The flaw permitted users to log in using any Safaricom Home Fibre account number alongside a single, widely-known generic password. According to engineers involved in the fix, some outsourced sales agents exploited this loophole, charging unofficial fees to reset routers and input new credentials—bypassing official billing systems. As a result, thousands of users enjoyed uninterrupted internet at a fraction of the official costs.
Despite its leadership in Kenya’s fixed internet market with a 36.5% share and over 678,000 subscribers, Safaricom delayed addressing the vulnerability due to the complexity of required backend changes and potential disruptions to its rapid expansion.
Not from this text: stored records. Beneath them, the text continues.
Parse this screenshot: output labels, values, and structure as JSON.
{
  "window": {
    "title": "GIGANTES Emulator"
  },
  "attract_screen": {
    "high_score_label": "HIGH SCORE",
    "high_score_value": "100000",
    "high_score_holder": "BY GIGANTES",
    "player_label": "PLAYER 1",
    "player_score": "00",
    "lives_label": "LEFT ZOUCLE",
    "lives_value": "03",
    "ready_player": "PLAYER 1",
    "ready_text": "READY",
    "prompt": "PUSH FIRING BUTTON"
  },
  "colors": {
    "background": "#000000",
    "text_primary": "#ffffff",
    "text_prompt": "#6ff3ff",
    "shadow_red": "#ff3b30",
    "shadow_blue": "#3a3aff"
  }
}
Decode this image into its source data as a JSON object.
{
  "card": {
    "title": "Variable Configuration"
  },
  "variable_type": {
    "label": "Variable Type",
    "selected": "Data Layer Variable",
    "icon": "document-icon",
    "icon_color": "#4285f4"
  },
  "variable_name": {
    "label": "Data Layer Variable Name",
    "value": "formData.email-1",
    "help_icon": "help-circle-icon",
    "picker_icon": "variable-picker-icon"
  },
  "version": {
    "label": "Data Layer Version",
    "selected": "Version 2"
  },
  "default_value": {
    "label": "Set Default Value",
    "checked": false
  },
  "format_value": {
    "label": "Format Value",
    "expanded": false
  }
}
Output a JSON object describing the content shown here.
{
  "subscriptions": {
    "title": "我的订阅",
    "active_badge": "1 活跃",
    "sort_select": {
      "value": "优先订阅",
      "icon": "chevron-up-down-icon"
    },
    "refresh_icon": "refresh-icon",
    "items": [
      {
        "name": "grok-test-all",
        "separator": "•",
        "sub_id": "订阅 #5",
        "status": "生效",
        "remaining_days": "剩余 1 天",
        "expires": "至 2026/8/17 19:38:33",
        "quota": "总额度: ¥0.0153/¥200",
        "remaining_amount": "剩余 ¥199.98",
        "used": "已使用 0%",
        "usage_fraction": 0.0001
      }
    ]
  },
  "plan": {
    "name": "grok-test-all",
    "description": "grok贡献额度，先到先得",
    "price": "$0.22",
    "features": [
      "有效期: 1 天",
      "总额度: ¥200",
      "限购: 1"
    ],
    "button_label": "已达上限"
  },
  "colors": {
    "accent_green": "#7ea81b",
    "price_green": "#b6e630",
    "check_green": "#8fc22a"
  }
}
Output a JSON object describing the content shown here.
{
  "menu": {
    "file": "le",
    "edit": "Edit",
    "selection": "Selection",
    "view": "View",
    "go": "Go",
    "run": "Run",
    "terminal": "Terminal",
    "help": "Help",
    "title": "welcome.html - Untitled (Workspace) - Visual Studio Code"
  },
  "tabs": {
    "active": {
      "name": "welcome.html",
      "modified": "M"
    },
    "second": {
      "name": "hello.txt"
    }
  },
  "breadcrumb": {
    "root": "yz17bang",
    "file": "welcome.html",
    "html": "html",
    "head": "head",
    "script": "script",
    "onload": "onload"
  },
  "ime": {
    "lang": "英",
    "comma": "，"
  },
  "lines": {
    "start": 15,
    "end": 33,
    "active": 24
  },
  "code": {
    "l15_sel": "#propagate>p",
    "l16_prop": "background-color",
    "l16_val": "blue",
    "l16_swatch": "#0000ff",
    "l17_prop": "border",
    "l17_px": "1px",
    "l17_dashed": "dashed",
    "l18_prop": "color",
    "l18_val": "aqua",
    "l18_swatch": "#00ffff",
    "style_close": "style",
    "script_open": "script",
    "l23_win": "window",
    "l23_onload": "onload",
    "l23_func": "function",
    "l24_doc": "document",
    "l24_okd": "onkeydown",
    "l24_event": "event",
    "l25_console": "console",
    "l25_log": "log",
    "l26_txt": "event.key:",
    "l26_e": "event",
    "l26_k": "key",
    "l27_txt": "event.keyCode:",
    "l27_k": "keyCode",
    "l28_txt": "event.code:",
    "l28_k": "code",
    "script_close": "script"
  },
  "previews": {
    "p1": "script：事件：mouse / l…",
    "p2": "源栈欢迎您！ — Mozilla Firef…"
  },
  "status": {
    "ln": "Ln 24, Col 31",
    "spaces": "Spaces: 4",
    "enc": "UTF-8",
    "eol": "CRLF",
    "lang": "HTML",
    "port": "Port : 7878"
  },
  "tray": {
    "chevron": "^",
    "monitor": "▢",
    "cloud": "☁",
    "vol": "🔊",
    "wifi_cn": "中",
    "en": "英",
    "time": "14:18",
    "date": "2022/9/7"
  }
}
Internal sources revealed that the issue could not be solved with software patches and demanded a total overhaul of session and password management systems.
By 2024, the telco enforced tighter security measures, including unique complex passwords for each user and restricted session management that allows only one active login per account. While Safaricom has not publicly disclosed the financial toll, internal assessments indicate major revenue losses. The case underscores broader cybersecurity challenges in Africa’s fast-growing broadband sector, where infrastructure growth often outpaces digital security reforms.